我が社のスタッフA女史が私の薦めた本を寝る前に読むとお腹が空いて困るというのである。
幸せな気持ちにはなるがどうにもこうにもお腹が空いて終いには読んだことを後悔するのだそうだ。
それは困った。確かに平松洋子女史の文章は平易でしかも写真付きであったりするので目からすっと胃の中に収まってしまう。
ならばと私が用意したのは開高健氏のエッセイである。
日本の文壇において氏の食と釣りに関するエッセイは三指に入ると思っている。氏は生前、物書きたるもの筆舌に尽くしがたいなど言語道断、筆舌に尽くすのだと言っている。

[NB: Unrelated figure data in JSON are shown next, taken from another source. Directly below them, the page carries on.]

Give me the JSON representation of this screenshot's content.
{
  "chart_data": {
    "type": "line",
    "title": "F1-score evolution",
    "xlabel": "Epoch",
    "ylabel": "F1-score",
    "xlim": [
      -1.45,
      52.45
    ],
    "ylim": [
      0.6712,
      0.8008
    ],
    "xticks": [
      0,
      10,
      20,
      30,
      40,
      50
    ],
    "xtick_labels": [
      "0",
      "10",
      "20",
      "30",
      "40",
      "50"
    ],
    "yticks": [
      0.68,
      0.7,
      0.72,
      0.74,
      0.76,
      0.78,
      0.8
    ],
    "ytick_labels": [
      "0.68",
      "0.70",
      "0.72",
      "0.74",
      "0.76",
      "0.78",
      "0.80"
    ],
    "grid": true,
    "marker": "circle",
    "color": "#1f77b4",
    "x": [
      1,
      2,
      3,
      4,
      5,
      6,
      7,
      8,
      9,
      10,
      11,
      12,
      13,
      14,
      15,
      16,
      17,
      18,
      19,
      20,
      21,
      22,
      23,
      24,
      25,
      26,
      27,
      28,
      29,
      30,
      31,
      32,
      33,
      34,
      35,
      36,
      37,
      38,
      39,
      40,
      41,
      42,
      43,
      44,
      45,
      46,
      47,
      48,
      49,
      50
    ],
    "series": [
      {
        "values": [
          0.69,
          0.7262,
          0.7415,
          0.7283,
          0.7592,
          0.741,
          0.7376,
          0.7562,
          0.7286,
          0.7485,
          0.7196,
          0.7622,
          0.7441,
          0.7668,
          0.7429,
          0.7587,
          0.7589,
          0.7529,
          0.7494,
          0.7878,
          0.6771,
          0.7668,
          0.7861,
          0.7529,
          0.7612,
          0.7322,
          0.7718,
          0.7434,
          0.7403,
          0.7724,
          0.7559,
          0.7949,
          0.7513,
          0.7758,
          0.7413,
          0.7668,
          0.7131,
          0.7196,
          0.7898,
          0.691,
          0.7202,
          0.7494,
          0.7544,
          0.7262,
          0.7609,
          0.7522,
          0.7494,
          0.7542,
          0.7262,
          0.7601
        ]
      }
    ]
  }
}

氏は同時に物書きたるもの筆を錆びさせることは出来ず、味覚をペンでなぞることは勉強になると言っている。
この辺りを勘案すると氏は自分の好きな釣りと食のエッセイを書くことで、本業の小説のためのアイドリングをしていたのではないかと私は睨んでいる。
ヘミングウェイも同様だ。ただ、彼は本業の小説の中に己の好きなことを挿入し楽しんでいる。海流のなかの島々であそこまでマーリンの種類や生態を細く書き連ねる必要もないのに嬉々として書く。
しかし、人間このアイドリングをしている間はストレスがなく(好きなことをしている)自由な発想が次から次へと浮かんでくるのではないか。
この最後の晩餐とて初めは食のことを書いていたかと思えば、話はカニバリズムから秦の始皇帝に飛び最後はもうお腹いっぱいとペンを置く。
これならば読者は食べ物の妄想にとりつかれるしまもなく読了してしまうだろう。
ただし頭の中がメリーゴランド宜しくクルクル周りマリ・アントワネットやマザーテレジアがしおからやなれずしを食べ、エスコフィがブルーストにアブ社のリールで釣り上げたあんこうのパンパンに張り切った肝を蒸し器で蒸し上げ食べるのを見て、心性のの内幕に潜む徹底的なアナキストの影に怯えていたのだとして眠れなくなっても知らない。
土桜の名刺がしおり代わりなのはいただけない。